Veterinary vaccines play a key role in protecting both animal and public health through the reduction of animal-to-animal and animal-to-human disease transmission. Increasing access to vaccination has been a main strategy employed across low- and middle-income country (LMIC) settings to improve coverage. However, the understanding of the barriers and facilitators to vaccine deployment and administration is often inadequate, leading to vaccine hesitancies and refusal. In turn, due to a lack of engagement with people who administer vaccines, certain diseases have quickly spread.
Many published studies address barriers to vaccine deployment, including vaccine hesitancies and their effect on the uptake of, and attitudes towards, both routine and emergency vaccination programmes in human populations. However, little attention has been given to whether experiences with livestock vaccination programmes affect hesitancies towards, and engagement with, these vaccination campaigns, especially in LMIC contexts. This is where our study began. In this blog post, I provide some reflections on the lessons learned from this case study.
Understanding local knowledge and health-seeking behaviours in southern Uganda
Having previously worked in Uganda, I was already aware of community rumours, whisperings and stories regarding vaccines administered to community members and their animals, and the problems they had experienced. This included reports of poor vaccine efficacy, as animals or community members continued to fall ill or die, side effects experienced, and beliefs that vaccines were being used to sterilise humans and livestock so that the government could take their land. We set out to understand how these hesitations, rumours and stories formed systems of knowledge and to determine whether they influenced physical actions.
In Uganda, as our SSHAP case study explores, the systems of knowledge that farmers draw upon in understanding and responding to livestock disease are important to consider. Decisions are often founded on empirical traditions that have guided farming communities in their interactions with livestock health for decades. These systems represent the interplay between distinct cultures and local environments, and within these systems of knowledge are a collective of actors that inform, construct, and disseminate insights that are then transferred into practice. These empirical traditions often influence the construction of local knowledge regarding disease behaviours and experienced effects of products such as vaccines. Farmers therefore become experts in their own right, as their observations, hesitations, and recommendations directly influence the success or failure of a vaccine when deployed. However, there is a current disconnect between those who promote vaccines and those who receive and test it. Similarly, there is a lack of research on farmers’ health decision making processes, health-seeking behaviours, and where and how vaccines are being accessed.
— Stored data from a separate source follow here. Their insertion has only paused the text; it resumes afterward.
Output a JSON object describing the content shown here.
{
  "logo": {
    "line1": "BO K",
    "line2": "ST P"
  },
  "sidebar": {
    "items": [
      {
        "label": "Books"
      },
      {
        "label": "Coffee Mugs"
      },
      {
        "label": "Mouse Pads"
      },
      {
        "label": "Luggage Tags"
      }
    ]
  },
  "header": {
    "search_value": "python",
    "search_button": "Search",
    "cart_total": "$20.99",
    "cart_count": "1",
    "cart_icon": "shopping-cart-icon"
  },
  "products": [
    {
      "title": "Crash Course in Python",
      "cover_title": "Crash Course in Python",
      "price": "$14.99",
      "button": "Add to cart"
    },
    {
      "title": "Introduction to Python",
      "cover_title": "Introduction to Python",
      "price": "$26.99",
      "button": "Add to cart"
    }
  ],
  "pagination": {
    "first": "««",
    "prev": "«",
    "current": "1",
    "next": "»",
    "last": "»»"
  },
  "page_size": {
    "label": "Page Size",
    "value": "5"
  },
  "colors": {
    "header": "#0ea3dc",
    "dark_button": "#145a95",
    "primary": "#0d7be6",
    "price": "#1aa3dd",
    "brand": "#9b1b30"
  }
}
Attitudes to veterinary vaccinations
In response to concerns regarding vaccine hesitancies and unknown health-seeking behaviours reported by local NGOs in southern Uganda, and with a new Rift Valley Fever vaccine expected to enter phase II/III clinical trials in 2021/2022, I was sent by the AViD project to provide insights into the various sources of knowledge regarding veterinary vaccination that affect their uptake in rural communities. The project aimed to understand how local knowledge around vaccines is constructed and communicated, by undertaking semi-structured interviews with 92 individuals across 20 villages in two rural Ugandan cohorts. These interviews informed the team about who community members would seek vaccines from, who was providing information on their use, administration, and storage, and whether negative experiences of using vaccines on livestock affected the uptake of vaccines in their keepers and associated family members.
After lengthy discussions with farmers and other community members, our data highlighted that, instead of veterinarians or veterinary technicians, alternative healthcare providers are heavily relied upon, often because of their trusted position within communities, lack of access to veterinary services, previous experiences, or financial cost. Similarly, farmers often prefer to self-administer medicines they have made themselves or have bought from pharmacies, herbalists or market sellers, before seeking veterinary help. We also found a clear correlation between negative experiences with veterinary vaccines and hesitations towards human vaccination campaigns, which requires further investigation.
What have we learned?
This case study highlighted that, in order to improve vaccine deployment and administration, it is important to:
- acknowledge and respect community members’ right to seek healthcare services and products from alternative healthcare providers. Increased engagement with alternative healthcare providers is necessary. To increase vaccine uptake and reduce disease transmission, spaces for conversation with alternative healthcare providers must be created to explore when and why cases should be referred to veterinary professionals. But this can only be achieved working with, not against, these individuals.
- develop a deep understanding of information and misinformation on vaccination communicated to community members. This highlights opportunities to engage with rumours and concerns about vaccines that ultimately affect uptake.
- conduct further research on the knock-on effect of experiences with livestock vaccination programmes on hesitancies towards, and engagement with, human vaccination campaigns more broadly across LMIC contexts.
We hope that the lessons and findings from this case study can be used by veterinary public health officials and response workers to further their understanding on health-seeking behaviours, facilitators and barriers to vaccine deployment, and to assist with improving re-emerging epizootic and zoonotic disease surveillance.
This blog post is one of a series, providing insights and reflections from the SSHAP ‘Social Science and Epidemics’ collection. The collection reviews different aspects of past disease outbreaks to identify social science ‘entry points’ for emergency interventions and preparedness activities.